I believe our only hope for the future is toadopt a new conception of human ecology, one in which we start to reconstituteour conception of the richness of human capacity. Our education system has mined our minds in the way that we strip-mine the earth: for a particularcommodity.
我相信对于未来,我们的唯一出路是贯彻一种新的人性化生态的思想, 也就是说我们应重新定义人类能力的多样化。 我们的教育体系培养我们的方式 正如我们开采地球的方式--以功利为目的。

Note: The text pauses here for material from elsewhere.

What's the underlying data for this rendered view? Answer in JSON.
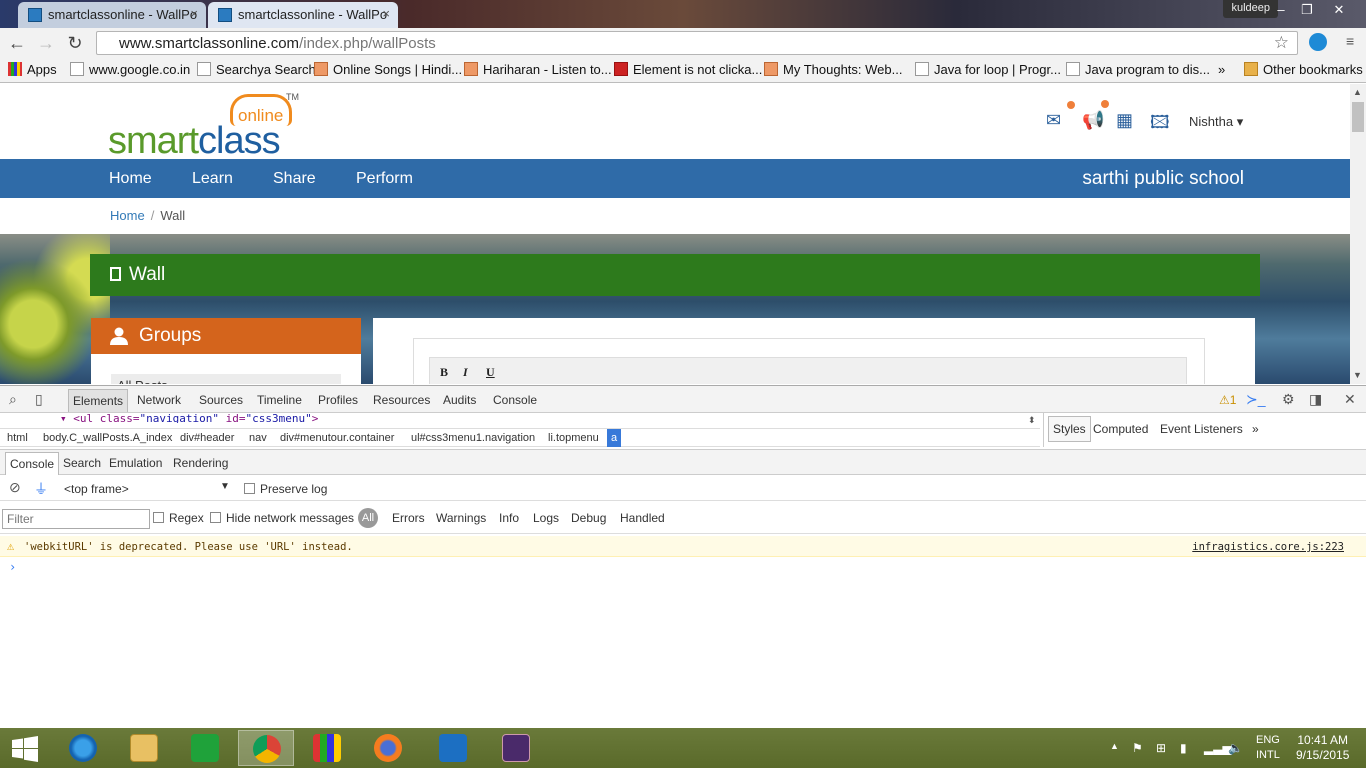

And for the future, it won't serve us. We have to rethink thefundamental principles on which we're educating our children.There was a wonderfulquote by Jonas Salk, who said,
但这种方式对于未来将不再适用。我们必须重新思考那些最基本的准则 也就是我们教育孩子的准则。 Jonas Salk曾说过:
"If all the insects were to disappear fromthe Earth, within 50 years all life on Earth would end. If all human beingsdisappeared from the Earth, within 50 years all forms of life wouldflourish." And he's right.

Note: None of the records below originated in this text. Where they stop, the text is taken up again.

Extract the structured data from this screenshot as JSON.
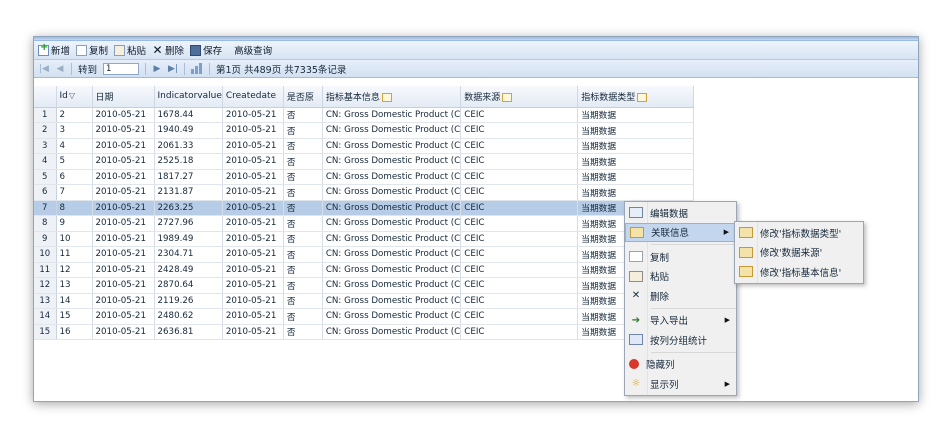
{
  "toolbar": {
    "add": "新增",
    "copy": "复制",
    "paste": "粘贴",
    "delete": "删除",
    "save": "保存",
    "advanced_query": "高级查询"
  },
  "pager": {
    "goto_label": "转到",
    "page_input": "1",
    "page_info": "第1页 共489页 共7335条记录"
  },
  "grid": {
    "headers": [
      "",
      "Id",
      "日期",
      "Indicatorvalue",
      "Createdate",
      "是否原",
      "指标基本信息",
      "数据来源",
      "指标数据类型"
    ],
    "rows": [
      [
        "1",
        "2",
        "2010-05-21",
        "1678.44",
        "2010-05-21",
        "否",
        "CN: Gross Domestic Product (C",
        "CEIC",
        "当期数据"
      ],
      [
        "2",
        "3",
        "2010-05-21",
        "1940.49",
        "2010-05-21",
        "否",
        "CN: Gross Domestic Product (C",
        "CEIC",
        "当期数据"
      ],
      [
        "3",
        "4",
        "2010-05-21",
        "2061.33",
        "2010-05-21",
        "否",
        "CN: Gross Domestic Product (C",
        "CEIC",
        "当期数据"
      ],
      [
        "4",
        "5",
        "2010-05-21",
        "2525.18",
        "2010-05-21",
        "否",
        "CN: Gross Domestic Product (C",
        "CEIC",
        "当期数据"
      ],
      [
        "5",
        "6",
        "2010-05-21",
        "1817.27",
        "2010-05-21",
        "否",
        "CN: Gross Domestic Product (C",
        "CEIC",
        "当期数据"
      ],
      [
        "6",
        "7",
        "2010-05-21",
        "2131.87",
        "2010-05-21",
        "否",
        "CN: Gross Domestic Product (C",
        "CEIC",
        "当期数据"
      ],
      [
        "7",
        "8",
        "2010-05-21",
        "2263.25",
        "2010-05-21",
        "否",
        "CN: Gross Domestic Product (C",
        "CEIC",
        "当期数据"
      ],
      [
        "8",
        "9",
        "2010-05-21",
        "2727.96",
        "2010-05-21",
        "否",
        "CN: Gross Domestic Product (C",
        "CEIC",
        "当期数据"
      ],
      [
        "9",
        "10",
        "2010-05-21",
        "1989.49",
        "2010-05-21",
        "否",
        "CN: Gross Domestic Product (C",
        "CEIC",
        "当期数据"
      ],
      [
        "10",
        "11",
        "2010-05-21",
        "2304.71",
        "2010-05-21",
        "否",
        "CN: Gross Domestic Product (C",
        "CEIC",
        "当期数据"
      ],
      [
        "11",
        "12",
        "2010-05-21",
        "2428.49",
        "2010-05-21",
        "否",
        "CN: Gross Domestic Product (C",
        "CEIC",
        "当期数据"
      ],
      [
        "12",
        "13",
        "2010-05-21",
        "2870.64",
        "2010-05-21",
        "否",
        "CN: Gross Domestic Product (C",
        "CEIC",
        "当期数据"
      ],
      [
        "13",
        "14",
        "2010-05-21",
        "2119.26",
        "2010-05-21",
        "否",
        "CN: Gross Domestic Product (C",
        "CEIC",
        "当期数据"
      ],
      [
        "14",
        "15",
        "2010-05-21",
        "2480.62",
        "2010-05-21",
        "否",
        "CN: Gross Domestic Product (C",
        "CEIC",
        "当期数据"
      ],
      [
        "15",
        "16",
        "2010-05-21",
        "2636.81",
        "2010-05-21",
        "否",
        "CN: Gross Domestic Product (C",
        "CEIC",
        "当期数据"
      ]
    ],
    "selected_row": 7
  },
  "context_menu": {
    "items": [
      {
        "label": "编辑数据",
        "icon": "edit-icon"
      },
      {
        "label": "关联信息",
        "icon": "link-icon",
        "submenu": true
      },
      {
        "label": "复制",
        "icon": "copy-icon"
      },
      {
        "label": "粘贴",
        "icon": "paste-icon"
      },
      {
        "label": "删除",
        "icon": "delete-icon"
      },
      {
        "label": "导入导出",
        "icon": "import-export-icon",
        "submenu": true
      },
      {
        "label": "按列分组统计",
        "icon": "group-stats-icon"
      },
      {
        "label": "隐藏列",
        "icon": "hide-column-icon"
      },
      {
        "label": "显示列",
        "icon": "show-column-icon",
        "submenu": true
      }
    ]
  },
  "submenu": {
    "items": [
      {
        "label": "修改'指标数据类型'"
      },
      {
        "label": "修改'数据来源'"
      },
      {
        "label": "修改'指标基本信息'"
      }
    ]
  },
  "colors": {
    "header_bg": "#d7e4f3",
    "selected_row": "#b7cde7",
    "menu_hover": "#c3d6ee"
  }
}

“如果所有的昆虫都从地球上消失的话, 那么50年之内,所有生命也将从地球上消失。 而如果人类从地球上消失的话, 那么50年之内,其他物种会活得更好。” 他说的很对。
What TED celebrates isthe gift of the human imagination. We have to be careful now that we use thisgift wisely and that we avert some of the scenarios that we've talked about.
TED倡导的是人类的创造性思维。 现在,我们必须运用这种思维方式小心地 避开那些按部就班的规则。
And the only way we'll do it is by seeing our creative capacities for therichness they are and seeing our children for the hope that they are. And our task is to educate their whole being, so they can face this future.
达到这个目的唯一的方法就是运用创造力 最大限度地发挥创造力,而且 用孩子们喜欢的方式培养他们。我们的任务 是全方位地培养孩子,这样他们才能面对未来的社会。
By the way-- we may not see this future, but they will. And our job is to help them makesomething of it.Thank you very much.
顺便说句--我们可能活不到未来那天 但孩子们会。而我们要做的就是帮助 他们能在未来有所作为。谢谢大家。